Do you remember Kelley v. Middle Tennessee Emergency Physicians, P.C., 133 S.W.3d 587 (Tenn. 2004), when the defendant tried to claim that he owed no duty to the plaintiff because he was not the plaintiff’s regular doctor? The defendant was called by the emergency room doctor and gave the doctor advice that allegedly turned out to be wrong. The defendant said his advise was a "curbside opinion" and did not give rise to a duty of care to the patient. The Tennessee Supreme Court respectfully disagreed and said an issue of fact existed on the subject. (Note: the Court also made it quite clear that they thought the defendant’s argument that there was a mere "curbside consultation" based on the "undisputed facts" was a stretch – see text accompanying fn. 17 in the opinion).
Well, the nice folks in Mississippi just had a "sidewalk opinion" case. The defendant doctor there said he did not owe a duty to the patient to give the patient’s treating physician the right advice when the treating physician called and sought and opinion before referring the patient to the defendant for treatment.
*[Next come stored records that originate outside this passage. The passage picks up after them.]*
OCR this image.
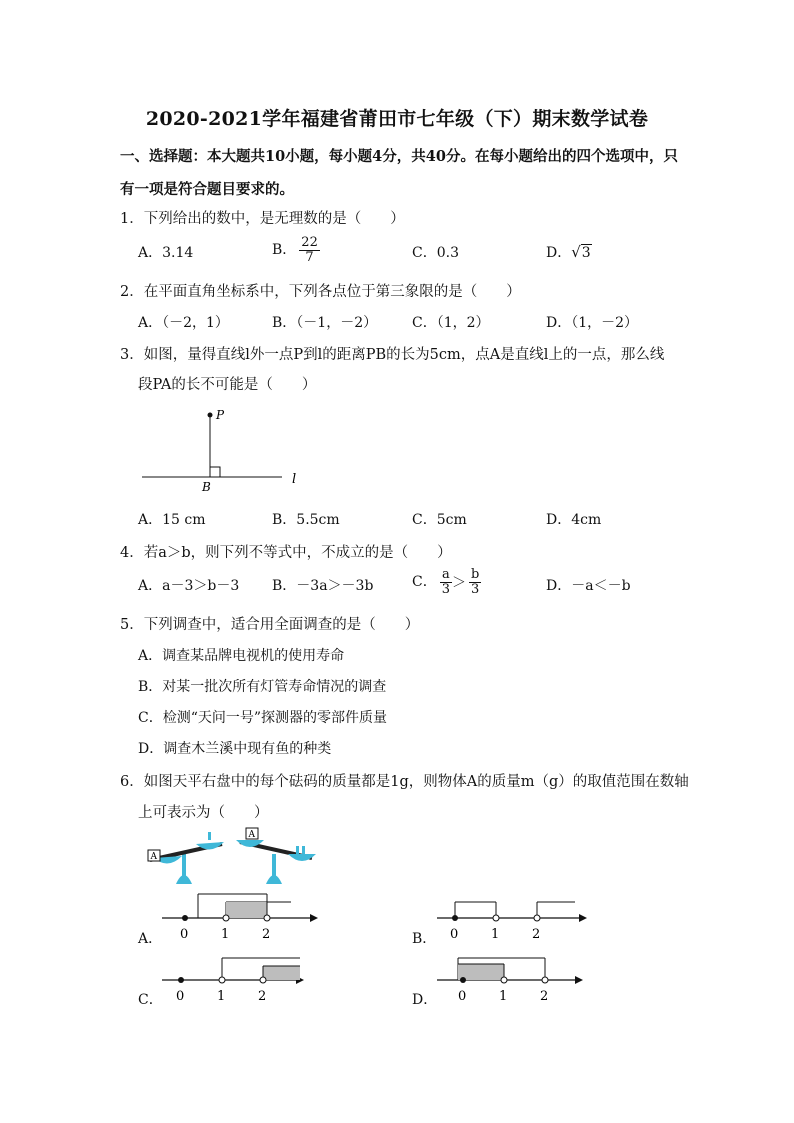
2020-2021学年福建省莆田市七年级（下）期末数学试卷
一、选择题：本大题共10小题，每小题4分，共40分。在每小题给出的四个选项中，只
有一项是符合题目要求的。
1．下列给出的数中，是无理数的是（　　）
A．3.14	B． $\frac{22}{7}$	C．0.3	D．√3
2．在平面直角坐标系中，下列各点位于第三象限的是（　　）
A．（－2，1）	B．（－1，－2） C．（1，2）	D．（1，－2）
3．如图，量得直线l外一点P到l的距离PB的长为5cm，点A是直线l上的一点，那么线
段PA的长不可能是（　　）
P
B	l
A．15 cm	B．5.5cm	C．5cm	D．4cm
4．若a＞b，则下列不等式中，不成立的是（　　）
A．a－3＞b－3 B．－3a＞－3b	C． $\frac{a}{3} > \frac{b}{3}$	D．－a＜－b
5．下列调查中，适合用全面调查的是（　　）
A．调查某品牌电视机的使用寿命
B．对某一批次所有灯管寿命情况的调查
C．检测“天问一号”探测器的零部件质量
D．调查木兰溪中现有鱼的种类
6．如图天平右盘中的每个砝码的质量都是1g，则物体A的质量m（g）的取值范围在数轴
上可表示为（　　）
A
A
A． 0	1	2	B． 0	1	2
C． 0	1	2	D． 0	1	2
In Scafide v. Bazzone, NO. 2004-CA-01658-COA (Miss.Ct. App. 9/12/06) the Court held that the defendant did not have a duty.
The key language from the opinion:
"[W]e now turn to whether a duty arose when [defendant] Dr. Bazzone discussed his reaction over the telephone to the medical information orally discussed with him by [treating physician] Dr. Ross on March 14. Described was an unidentified patient who had an aggressive tumor that showed signs of being cancerous. Dr. Bazzone did not render an opinion concerning whether the tumor was cancerous or diagnose the illness during the conversation with Dr. Ross. Dr. Bazzone accepted the diagnosis given by Dr. Ross and agreed with the treatment approach. He also stated that based on what he was told, he would proceed without surgery that would gain tissue for a biopsy. The conversation between Dr. Ross and Dr. Bazzone could in some ways be compared to the situation of Dr. Ross’s consulting a medical treatise or manual on the treatment for a glioblastoma. Without seeing a patient or having any other personal knowledge, Dr. Bazzone gave an opinion that serves the public policy purpose to encourage and not discourage such conversations. The followup to the conversation was to be an examination by Dr. Bazzone. That exam never occurred because [decedent] Ms. Goss declined. No duty by Dr. Bazzone arose from this informal consultation."
So, does the fact that Mississippi reached this result in a "sidewalk opinion" case mean that our justices erred in our alleged "curbside consultation" case?
No. In the Tennessee case, a key fact was that the defendant was the on-call physician for the plaintiff’s regular doctor. When the emergency room tried to call the regular doctor for input, he got the on-call doctor. The patient-physician relationship arguably existed by reason of the on-call relationship (within the same group) and therefore it is only fair that a duty should be found to exist. That relationship was not present in the Mississippi case.
My criticism of the Tennessee case is that the Court should have held that a physician-patient relationship existed as a matter of law.